Chinese place a lot of emphasis on face-to-face meetings as a first step in building mutually beneficial business relationships. I’m often surprised by the number of exporters who have never visited China and always encourage them to take advantage of any opportunities to go there that arise. The NAB tour has the advantage of a disciplined focus combined with deep access. It has been designed specifically around the needs of beef, live cattle, sheep and wool producers, with an itinerary structured around an in-depth exploration of the value chain of these commodities.

Which brings me to the issue of access.

As well as being Australia’s largest agribusiness bank, NAB was the first Australian bank that entered the China market. It now has branches in Beijing and Shanghai that service many of Australia’s largest exporters, agricultural and otherwise. The NAB tour includes visits to Alibaba Group, the world’s second-largest e-commerce player, Shandong RuYi, the textile manufacturer that purchased Cubbie Station in 2013, COFCO, China’s largest food processor, manufacturer and commodity trader, and the Agricultural Development Bank of China.

While the trip will involve stops in Shanghai and Beijing, much of it will be spent in the country’s agricultural heartland. Out in regional China, tour members will explore wool processing plants, live cattle processing facilities, meat processing companies, sheep and cattle farms, feedlots, yarn-making factories and hypermarkets. Those on the tour will also meet with in-country representatives from industry groups including the China Animal Agriculture Association, Austcham, MLA and Austrade.

The ROI you can expect

On past tours, some NAB clients have benefited through signing supply agreements or attracting Chinese investment capital. While such outcomes aren’t uncommon, neither can they be guaranteed. What is certain is that those on the tour will:

  • Comprehend the supply chain. Gain a more comprehensive understanding of how the supply chain that their business is part of operates. This often prompts lucrative insights on how to value-add.
  • Better understand what the market wants. Australian agribusinesses often produce first and worry about selling later. This tour provides plentiful opportunities to talk to Chinese processors, wholesalers, retailers and consumers about what they want. You can then develop an appropriate business strategy in response to that needs.
  • Learn from the Chinese. As the likes of Alibaba, Baidu and Lenovo demonstrate, Chinese companies are now setting trends rather than following them. Plus, Chinese businesses are frequently several times larger than their Australian equivalents. So, for example, an Australian cattle farmer with ambitions to increase his herd from 15,000 to 60,000 will have the chance to learn from his Chinese counterparts how to operate at that kind of scale.
  • Strike up useful relationships. Paradoxically, although China is undergoing rapid and enormous change it’s not a place where business relationships progress quickly.

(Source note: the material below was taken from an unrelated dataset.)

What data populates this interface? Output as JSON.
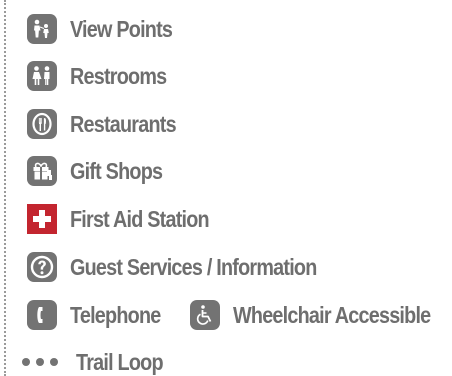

On this tour, my staff and I will spend a lot of time making introductions. This will facilitate Australian and Chinese businesspeople exploring how they can work more closely together. By having those meetings, then cultivating relationships and building what the Chinese call guanxi, you can possibly lay the groundwork for investment opportunities or contracts for the future.

See you there?

As many business people have learnt the hard way, China, like agriculture investment, demands a long-term strategy and a degree of cultural sensitivity. Given the encouraging results of past tours and the growing clients’ interests amongst our network for China’s agriculture sector, I look forward to the upcoming tour being a worthwhile and value-add to our clients and our industry. I hope to see many of you on it.